Once all phrases are processed, output a completion message:

python
print("COMPLETE! Explanations written to italian-phrase-explanations.json")

Step 9: Running the Script

Run the script from your terminal:

bash
# On Windows:
python process-phrases.py

# On macOS and Linux:
python3 process-phrases.py

output:

Check out the phrase explanations here. Note that the each object contains markdown that can be rendered as HTML.

Complete Python Script Code

python
import openai
import json
from tqdm import tqdm
import time

# OpenAI API key
openai.api_key = "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"

# Read the input JSON containing Italian phrases
with open("italian-language-phrases.json", "r") as file:
    phrases = json.load(file)

# Check if explanations file already exists, if not, initialize an empty list
try:
    with open("italian-phrase-explanations.json", "r") as file:
        explanations = json.load(file)
except FileNotFoundError:
    explanations = []

# Estimate Time Remaining
total_phrases = len(phrases)
estimated_time = total_phrases * 30  # Assuming 30 seconds per phrase
print(
    f"Starting to process {total_phrases} phrases. Estimated time: {estimated_time//60} minutes {estimated_time%60} seconds.\n"
)

# Progress bar using tqdm
for item in tqdm(phrases, desc="Processing phrases", unit="phrase"):
    # If the item's explanation already exists, skip it
    if any(exp["id"] == item["id"] for exp in explanations):
        continue

    # Printing progress updates
    i = phrases.index(item) + 1
    print(f"\nProcessing phrase {i} of {total_phrases}...")

    phrase = item["phrase"]

    # Query OpenAI for an explanation
    completion = openai.ChatCompletion.create(
        model="gpt-3.5-turbo",
        messages=[
            {
                "role": "user",
                "content": f"Give me a brief linguistic / grammatical breakdown of the following Italian phrase (formatted in markdown): {phrase}. Please do not address the question or questioner in your response. Just deliver the explanation itself, as the entire text response will be used directly in some documentation. please format each explanation so that all Italian words are in **bold** and the corresponding English are *bold** words as well. The explanation should be in markdown format.",
            }
        ],
    )

    # Append the explanation to the explanations list
    explanation = {
        "id": item["id"],
        "explanation": completion.choices[0].message.content,
    }
    explanations.append(explanation)

    # Write the current explanation to the JSON file immediately
    with open("italian-phrase-explanations.json", "w") as file:
        json.dump(explanations, file, indent=4)

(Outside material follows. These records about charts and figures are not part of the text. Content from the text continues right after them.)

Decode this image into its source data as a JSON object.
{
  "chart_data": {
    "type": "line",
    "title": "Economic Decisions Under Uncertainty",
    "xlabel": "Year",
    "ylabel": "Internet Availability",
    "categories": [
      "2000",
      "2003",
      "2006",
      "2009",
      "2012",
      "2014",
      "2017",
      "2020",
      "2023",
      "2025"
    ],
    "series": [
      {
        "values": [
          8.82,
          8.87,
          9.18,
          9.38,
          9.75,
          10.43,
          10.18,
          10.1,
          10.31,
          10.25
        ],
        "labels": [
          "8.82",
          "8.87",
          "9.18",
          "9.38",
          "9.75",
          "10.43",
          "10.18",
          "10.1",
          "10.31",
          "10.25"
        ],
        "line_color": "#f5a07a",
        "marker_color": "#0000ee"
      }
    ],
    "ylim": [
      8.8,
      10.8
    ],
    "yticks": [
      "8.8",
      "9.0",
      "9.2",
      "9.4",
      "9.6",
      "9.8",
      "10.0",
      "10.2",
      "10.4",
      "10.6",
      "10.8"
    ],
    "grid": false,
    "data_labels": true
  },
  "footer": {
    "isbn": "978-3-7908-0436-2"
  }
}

    print(f"Processed and saved explanation for phrase {i}.\n")

print(f"COMPLETE! Explanations written to italian-phrase-explanations.json")

Conclusion

By using a virtual environment, this script provides a reliable and isolated way to process Italian phrases with OpenAI’s API. This method is essential for maintaining a clean and conflict-free development environment.

Additional Tips

  • Deactivate your virtual environment when you're finished by typing deactivate in your terminal.
  • Consider maintaining a requirements.txt file for easy setup of the environment on different machines.
  • Regularly update your dependencies to catch up with the latest versions and security patches.

This article now includes a complete guide on setting up a virtual environment for your Python project, ensuring a more organized and efficient development process, especially when integrating powerful tools like OpenAI's API.